How the best CFOs are leading their organizations through a crisis
Whether it’s supply chain disruption or cybersecurity concerns, right now, organizations worldwide are scrambling to put together strategies that can buoy their business through unchartered waters.
On the front lines of an organization’s battle against the virus is the CFO. CFOs play a central role in keeping the business grounded as firefighting measures go on, and also in readying the business to thrive once things start looking up.
CFOs, after all, are the guardians of the company’s financial health, and having a sound, financial footing will be critical to ensure the survival of a business.
Optimize cash reserves
One of the immediate challenges that the CFO would have to address is that of liquidity.
The economic implications of hard lockdowns (such as the one in China) are great – there is an estimated 40 to 50 percent decrease of discretionary consumer spending. Businesses will be shuttering, and will have to rely on cash reserves to keep afloat. CFOs need to optimize cash reserves and actively seek opportunities to increase capital.

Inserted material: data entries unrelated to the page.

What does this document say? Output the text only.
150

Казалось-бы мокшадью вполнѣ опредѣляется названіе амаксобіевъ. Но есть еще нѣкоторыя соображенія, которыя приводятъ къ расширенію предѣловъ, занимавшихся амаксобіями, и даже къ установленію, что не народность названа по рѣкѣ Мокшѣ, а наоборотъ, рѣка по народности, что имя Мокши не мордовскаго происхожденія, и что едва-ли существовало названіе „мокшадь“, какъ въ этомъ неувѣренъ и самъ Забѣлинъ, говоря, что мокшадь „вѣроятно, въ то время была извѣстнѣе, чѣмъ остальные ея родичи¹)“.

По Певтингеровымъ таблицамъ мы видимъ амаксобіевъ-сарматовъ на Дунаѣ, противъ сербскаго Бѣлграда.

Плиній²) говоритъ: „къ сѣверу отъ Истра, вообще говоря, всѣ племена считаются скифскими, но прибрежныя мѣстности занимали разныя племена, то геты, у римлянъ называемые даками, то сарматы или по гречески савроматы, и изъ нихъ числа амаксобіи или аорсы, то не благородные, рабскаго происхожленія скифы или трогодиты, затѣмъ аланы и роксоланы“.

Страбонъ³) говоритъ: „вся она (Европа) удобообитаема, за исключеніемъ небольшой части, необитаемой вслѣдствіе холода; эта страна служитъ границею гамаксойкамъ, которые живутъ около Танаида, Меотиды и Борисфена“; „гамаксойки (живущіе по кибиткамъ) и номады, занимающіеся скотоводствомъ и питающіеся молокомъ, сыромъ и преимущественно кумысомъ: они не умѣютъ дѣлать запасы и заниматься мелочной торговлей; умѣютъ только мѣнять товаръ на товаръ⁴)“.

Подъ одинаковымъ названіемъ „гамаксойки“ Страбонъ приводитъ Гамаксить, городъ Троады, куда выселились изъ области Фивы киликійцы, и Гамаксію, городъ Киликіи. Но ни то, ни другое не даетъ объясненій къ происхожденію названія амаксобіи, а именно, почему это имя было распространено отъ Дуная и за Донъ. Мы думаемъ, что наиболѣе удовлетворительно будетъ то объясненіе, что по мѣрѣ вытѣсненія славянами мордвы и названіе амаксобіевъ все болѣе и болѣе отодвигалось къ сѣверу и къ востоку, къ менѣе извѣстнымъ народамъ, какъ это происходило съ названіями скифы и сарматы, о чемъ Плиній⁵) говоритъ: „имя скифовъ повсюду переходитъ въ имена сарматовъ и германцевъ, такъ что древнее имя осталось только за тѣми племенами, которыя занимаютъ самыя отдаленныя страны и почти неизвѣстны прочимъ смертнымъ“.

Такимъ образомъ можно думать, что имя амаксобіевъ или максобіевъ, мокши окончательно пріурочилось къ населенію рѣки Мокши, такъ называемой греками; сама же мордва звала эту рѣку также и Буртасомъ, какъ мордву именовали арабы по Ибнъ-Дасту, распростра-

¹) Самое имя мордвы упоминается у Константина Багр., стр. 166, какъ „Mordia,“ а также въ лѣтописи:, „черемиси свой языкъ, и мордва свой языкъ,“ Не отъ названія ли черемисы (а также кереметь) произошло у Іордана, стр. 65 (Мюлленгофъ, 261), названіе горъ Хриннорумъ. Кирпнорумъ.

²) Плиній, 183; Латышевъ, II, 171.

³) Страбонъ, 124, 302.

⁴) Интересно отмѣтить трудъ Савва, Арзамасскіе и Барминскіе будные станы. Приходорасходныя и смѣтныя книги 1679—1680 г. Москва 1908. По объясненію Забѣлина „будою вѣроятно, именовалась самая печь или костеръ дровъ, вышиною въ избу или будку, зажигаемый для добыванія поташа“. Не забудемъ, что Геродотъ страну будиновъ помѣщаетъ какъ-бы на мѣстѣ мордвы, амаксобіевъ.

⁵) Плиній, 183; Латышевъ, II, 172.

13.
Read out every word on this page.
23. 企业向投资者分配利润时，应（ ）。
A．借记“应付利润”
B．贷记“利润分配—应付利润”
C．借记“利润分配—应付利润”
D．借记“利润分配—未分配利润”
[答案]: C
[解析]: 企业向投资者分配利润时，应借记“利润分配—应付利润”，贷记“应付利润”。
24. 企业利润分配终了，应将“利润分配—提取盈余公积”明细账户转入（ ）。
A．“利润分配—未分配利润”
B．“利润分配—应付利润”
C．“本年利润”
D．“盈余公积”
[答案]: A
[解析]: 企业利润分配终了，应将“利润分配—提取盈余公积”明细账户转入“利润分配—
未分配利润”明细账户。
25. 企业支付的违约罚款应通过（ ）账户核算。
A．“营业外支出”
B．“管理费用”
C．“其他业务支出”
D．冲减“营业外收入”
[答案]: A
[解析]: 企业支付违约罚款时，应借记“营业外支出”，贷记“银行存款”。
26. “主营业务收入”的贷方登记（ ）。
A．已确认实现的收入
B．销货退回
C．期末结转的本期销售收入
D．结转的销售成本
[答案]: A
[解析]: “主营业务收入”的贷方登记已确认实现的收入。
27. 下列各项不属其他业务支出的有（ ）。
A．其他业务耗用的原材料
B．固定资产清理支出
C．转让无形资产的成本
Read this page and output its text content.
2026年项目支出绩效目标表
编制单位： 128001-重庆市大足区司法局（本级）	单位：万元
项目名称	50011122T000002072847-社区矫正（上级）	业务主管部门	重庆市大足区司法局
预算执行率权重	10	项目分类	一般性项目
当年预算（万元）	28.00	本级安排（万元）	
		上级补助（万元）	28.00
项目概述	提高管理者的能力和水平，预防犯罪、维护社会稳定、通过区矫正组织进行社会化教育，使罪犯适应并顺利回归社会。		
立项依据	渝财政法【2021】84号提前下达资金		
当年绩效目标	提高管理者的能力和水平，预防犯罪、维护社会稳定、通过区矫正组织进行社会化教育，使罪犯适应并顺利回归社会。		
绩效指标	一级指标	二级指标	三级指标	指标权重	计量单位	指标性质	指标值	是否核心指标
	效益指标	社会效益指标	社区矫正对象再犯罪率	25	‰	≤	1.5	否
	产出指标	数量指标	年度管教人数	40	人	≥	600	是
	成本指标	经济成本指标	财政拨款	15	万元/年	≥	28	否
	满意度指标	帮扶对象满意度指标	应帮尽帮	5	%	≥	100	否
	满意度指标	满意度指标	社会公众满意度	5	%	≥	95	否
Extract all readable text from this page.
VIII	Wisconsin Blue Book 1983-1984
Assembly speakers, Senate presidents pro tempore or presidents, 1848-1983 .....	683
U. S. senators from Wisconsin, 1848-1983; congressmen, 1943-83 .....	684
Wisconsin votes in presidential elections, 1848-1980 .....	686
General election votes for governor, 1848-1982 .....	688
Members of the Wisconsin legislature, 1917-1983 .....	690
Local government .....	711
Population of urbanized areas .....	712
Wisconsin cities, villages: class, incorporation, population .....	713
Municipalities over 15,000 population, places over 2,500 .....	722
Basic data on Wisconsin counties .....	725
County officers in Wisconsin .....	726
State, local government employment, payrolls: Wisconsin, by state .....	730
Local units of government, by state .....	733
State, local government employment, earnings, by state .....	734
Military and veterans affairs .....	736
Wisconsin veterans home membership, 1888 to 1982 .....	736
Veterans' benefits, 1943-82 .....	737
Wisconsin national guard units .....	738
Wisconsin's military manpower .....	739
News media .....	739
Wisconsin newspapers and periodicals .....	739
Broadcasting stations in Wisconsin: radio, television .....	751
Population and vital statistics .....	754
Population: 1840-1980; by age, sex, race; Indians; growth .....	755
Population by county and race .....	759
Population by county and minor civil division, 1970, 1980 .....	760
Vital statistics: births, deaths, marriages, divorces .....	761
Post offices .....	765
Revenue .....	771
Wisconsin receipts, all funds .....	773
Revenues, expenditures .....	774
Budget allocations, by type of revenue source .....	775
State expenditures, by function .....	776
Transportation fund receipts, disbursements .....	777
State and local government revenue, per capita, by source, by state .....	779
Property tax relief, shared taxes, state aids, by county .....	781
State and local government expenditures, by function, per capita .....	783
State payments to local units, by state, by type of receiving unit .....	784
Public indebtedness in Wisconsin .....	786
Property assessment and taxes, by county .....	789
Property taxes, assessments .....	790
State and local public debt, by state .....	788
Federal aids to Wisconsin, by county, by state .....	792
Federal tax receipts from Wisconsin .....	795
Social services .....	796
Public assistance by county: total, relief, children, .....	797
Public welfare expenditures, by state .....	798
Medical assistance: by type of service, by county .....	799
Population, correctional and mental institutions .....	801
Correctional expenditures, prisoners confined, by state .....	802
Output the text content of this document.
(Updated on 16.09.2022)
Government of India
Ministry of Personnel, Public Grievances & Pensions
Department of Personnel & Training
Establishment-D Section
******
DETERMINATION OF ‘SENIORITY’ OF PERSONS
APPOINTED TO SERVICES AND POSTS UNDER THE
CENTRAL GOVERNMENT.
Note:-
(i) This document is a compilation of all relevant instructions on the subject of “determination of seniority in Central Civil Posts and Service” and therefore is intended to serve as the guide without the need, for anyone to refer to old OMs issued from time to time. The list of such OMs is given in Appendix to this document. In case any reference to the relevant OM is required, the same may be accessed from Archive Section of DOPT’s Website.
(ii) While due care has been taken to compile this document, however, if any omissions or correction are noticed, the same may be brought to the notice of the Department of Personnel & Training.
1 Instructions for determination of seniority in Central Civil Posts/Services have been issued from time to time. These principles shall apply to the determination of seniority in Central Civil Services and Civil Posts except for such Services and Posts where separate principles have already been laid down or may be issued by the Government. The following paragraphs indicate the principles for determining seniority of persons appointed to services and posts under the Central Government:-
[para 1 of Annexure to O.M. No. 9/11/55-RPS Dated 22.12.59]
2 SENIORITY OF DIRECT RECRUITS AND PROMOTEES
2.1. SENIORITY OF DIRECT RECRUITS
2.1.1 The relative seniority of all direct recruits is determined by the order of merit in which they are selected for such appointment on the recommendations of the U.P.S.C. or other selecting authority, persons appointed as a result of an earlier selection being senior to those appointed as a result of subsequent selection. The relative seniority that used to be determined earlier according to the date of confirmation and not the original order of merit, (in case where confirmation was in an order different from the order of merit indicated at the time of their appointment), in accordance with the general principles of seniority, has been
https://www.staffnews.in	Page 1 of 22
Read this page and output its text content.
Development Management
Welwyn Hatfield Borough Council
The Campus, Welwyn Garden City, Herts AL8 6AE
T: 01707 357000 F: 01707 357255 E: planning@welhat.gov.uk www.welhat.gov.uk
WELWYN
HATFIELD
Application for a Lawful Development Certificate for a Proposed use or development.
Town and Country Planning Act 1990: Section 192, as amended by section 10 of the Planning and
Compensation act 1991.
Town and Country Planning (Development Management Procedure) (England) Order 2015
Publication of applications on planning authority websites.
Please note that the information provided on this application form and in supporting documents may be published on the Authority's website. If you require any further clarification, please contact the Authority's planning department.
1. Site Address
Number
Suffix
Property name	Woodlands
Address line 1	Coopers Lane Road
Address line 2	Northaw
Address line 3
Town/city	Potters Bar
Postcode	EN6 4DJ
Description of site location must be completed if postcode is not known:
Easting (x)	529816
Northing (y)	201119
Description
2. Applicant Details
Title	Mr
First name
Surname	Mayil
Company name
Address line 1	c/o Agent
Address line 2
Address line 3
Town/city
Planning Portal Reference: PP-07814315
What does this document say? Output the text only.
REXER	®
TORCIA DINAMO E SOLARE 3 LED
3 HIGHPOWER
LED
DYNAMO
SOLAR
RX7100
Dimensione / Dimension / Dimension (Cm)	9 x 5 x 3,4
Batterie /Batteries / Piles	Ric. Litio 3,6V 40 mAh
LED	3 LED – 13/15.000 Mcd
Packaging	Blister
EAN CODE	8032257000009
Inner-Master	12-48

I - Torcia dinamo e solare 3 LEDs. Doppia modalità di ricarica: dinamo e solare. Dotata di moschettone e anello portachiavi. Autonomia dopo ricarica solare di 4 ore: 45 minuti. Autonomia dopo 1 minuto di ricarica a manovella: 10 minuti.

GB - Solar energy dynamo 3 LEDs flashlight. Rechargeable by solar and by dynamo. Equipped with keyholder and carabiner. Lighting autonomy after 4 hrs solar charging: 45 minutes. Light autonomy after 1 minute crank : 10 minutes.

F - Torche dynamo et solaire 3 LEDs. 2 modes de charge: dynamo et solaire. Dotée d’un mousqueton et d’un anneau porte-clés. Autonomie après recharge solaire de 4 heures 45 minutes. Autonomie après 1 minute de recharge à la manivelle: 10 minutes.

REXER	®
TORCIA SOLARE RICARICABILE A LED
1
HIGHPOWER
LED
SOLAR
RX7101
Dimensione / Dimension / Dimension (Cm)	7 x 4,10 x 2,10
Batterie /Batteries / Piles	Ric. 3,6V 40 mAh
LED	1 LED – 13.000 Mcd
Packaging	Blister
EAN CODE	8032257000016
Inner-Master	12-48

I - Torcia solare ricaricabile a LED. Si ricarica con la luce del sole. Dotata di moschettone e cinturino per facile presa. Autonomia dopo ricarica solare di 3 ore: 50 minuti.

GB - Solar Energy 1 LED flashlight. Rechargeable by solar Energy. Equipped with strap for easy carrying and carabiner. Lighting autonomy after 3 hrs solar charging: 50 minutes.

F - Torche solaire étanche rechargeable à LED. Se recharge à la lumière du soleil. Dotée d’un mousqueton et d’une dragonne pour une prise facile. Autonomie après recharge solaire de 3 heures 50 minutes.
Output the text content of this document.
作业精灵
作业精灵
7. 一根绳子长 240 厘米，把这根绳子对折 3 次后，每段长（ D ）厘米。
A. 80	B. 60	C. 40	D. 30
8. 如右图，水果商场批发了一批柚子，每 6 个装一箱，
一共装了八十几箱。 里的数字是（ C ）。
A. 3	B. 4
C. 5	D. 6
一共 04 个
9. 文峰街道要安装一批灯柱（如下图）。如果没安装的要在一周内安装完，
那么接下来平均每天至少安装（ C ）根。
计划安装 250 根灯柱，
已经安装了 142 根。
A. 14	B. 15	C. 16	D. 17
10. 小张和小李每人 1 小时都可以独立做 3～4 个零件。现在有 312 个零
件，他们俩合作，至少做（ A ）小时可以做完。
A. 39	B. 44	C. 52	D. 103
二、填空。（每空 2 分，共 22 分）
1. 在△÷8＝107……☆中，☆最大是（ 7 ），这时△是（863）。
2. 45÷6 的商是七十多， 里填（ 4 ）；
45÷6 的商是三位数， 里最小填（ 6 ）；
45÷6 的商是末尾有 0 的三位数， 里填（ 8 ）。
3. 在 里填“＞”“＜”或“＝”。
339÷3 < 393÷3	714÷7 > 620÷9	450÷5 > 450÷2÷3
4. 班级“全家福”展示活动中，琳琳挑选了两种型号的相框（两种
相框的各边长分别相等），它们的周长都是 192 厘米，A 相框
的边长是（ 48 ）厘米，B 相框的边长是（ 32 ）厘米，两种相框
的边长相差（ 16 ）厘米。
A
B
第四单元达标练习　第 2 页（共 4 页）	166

This might include doubling down on customers that are delaying payments, tapping into lines of credits and, if necessary, seek relief on debt covenants to strengthen the balance sheet while they still can. Setting up such a cash ‘war room’ can help CFOs curb spending, and effectively trim the fat where needed.
Prepare for the unexpected
With heightened uncertainty, finance teams will need to rely more heavily on a range of scenarios, instead of individual time-horizon-based frameworks. Brainstorm through two or three integrated scenarios with multiple eventualities, and outline clear thresholds or trigger points that suggest what actions will be taken, and when.
This involves a whole lot of forecasting on the effects of the pandemic on various business facets, so CFOs can consider roping financial planning and analysis (FP&A) teams in, as they work closely with individual business units.
Finally, the CFO must take lead in proactively communicating the organization’s financial crisis strategy to employees, boards of directors and investors.
The organization’s priority is to preserve cash and deploy it dynamically, and this must be clearly communicated organization-wide. All business units are to understand “why this matters now”, and what their specific role is in upholding the “cash culture”.
Frequent investor communications would be highly recommended – it is essential to demonstrate that executives are quick in taking action, and to ensure confidence among all stakeholders where it’s due.
A crisis of this scale will not only reinvent organizations, but also reveal vulnerabilities and opportunities for performance improvement. Not only that, it will accelerate technology adoption by shedding light on what it takes to drive productivity when labor is unavailable.
This is the silver lining – businesses will come out of this storm more resilient, more lean, and well-equipped with the tools and strategies that will help tackle another unprecedented challenge, which will inevitably come.